Ancora sui tagli alla difesa

di Andrea Gilli

James Hasik ha scritto un interessante post su dove e come tagliare il bilancio della difesa (USA). Sono d’accordo e le stesse considerazioni valgono, forse ancora di più, in Europa.

In breve, non è tagliando qualche programma militare che si risolve la crisi di bilancio (senza contare che, a differenza degli USA, in nessun Paese europeo la difesa pesa così tanto come in America [sulla spesa federale]). Il problema vero è la “sovra-struttura” burocratica.

L’ho scritto nella lettera pubblicata sul Foglio: il 70% di quello che spendiamo va in pensioni e stipendi. Questa è la parte dove bisogna mettere mano alle forbici.

In questi giorni l’Austria, per esempio, ha usato l’ascia e ha tagliato drammaticamente la sua struttura burocratica all’interno della Difesa. This is the way to go.

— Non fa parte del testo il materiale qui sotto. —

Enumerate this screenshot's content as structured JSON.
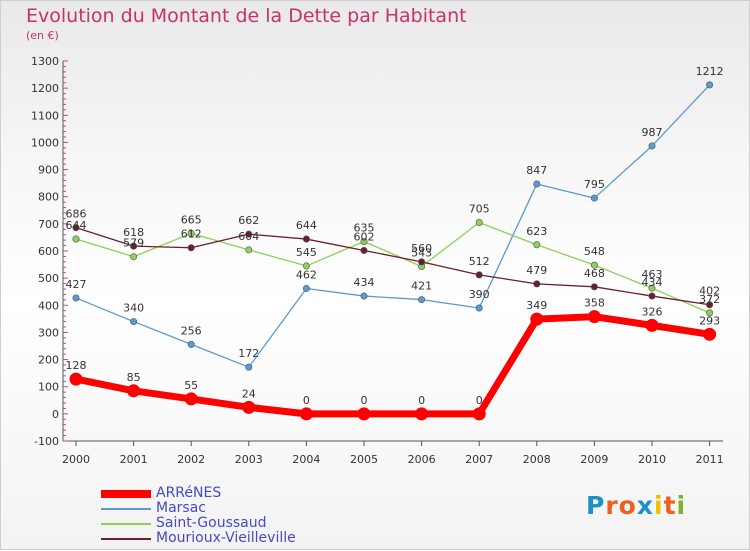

Stando al Ministero austriaco, la struttura dell’esercito austriaco è adeguata per 300.000 effettivi (come durante la Guerra Fredda). Il problema è che l’esercito austriaco conta solo 100.000 soldati. Hasik riporta dati analoghi sugli USA, guardando però anche ai civili.

Questi problemi affliggono anche gli altri Paesi europei.

Purtroppo, politicamente scelte come quella austriaca sono difficili. Il pubblico impiego è protetto e sindacalizzato senza contare che, per molti, una fuori-uscita dal comparto statale significherebbe disoccupazione o pensione anticipata (molte professionalità possono difficilmente trovare uno sbocco nel settore privato). Nel primo caso le pressioni politiche per desistere sarebbero enormi. Nel secondo caso, il problema di bilancio non verrebbe intaccato, ma cambierebbe semplicemente la sua natura.

Taluni vedono nell’Europa una soluzione (come il Sen. Perduca). Integrando e cooperando, si possono ottenere i risparmi necessari. Tempo permettendo, ci tornerò nelle prossime settimane. Non sono ottimista, per usare un eufemismo.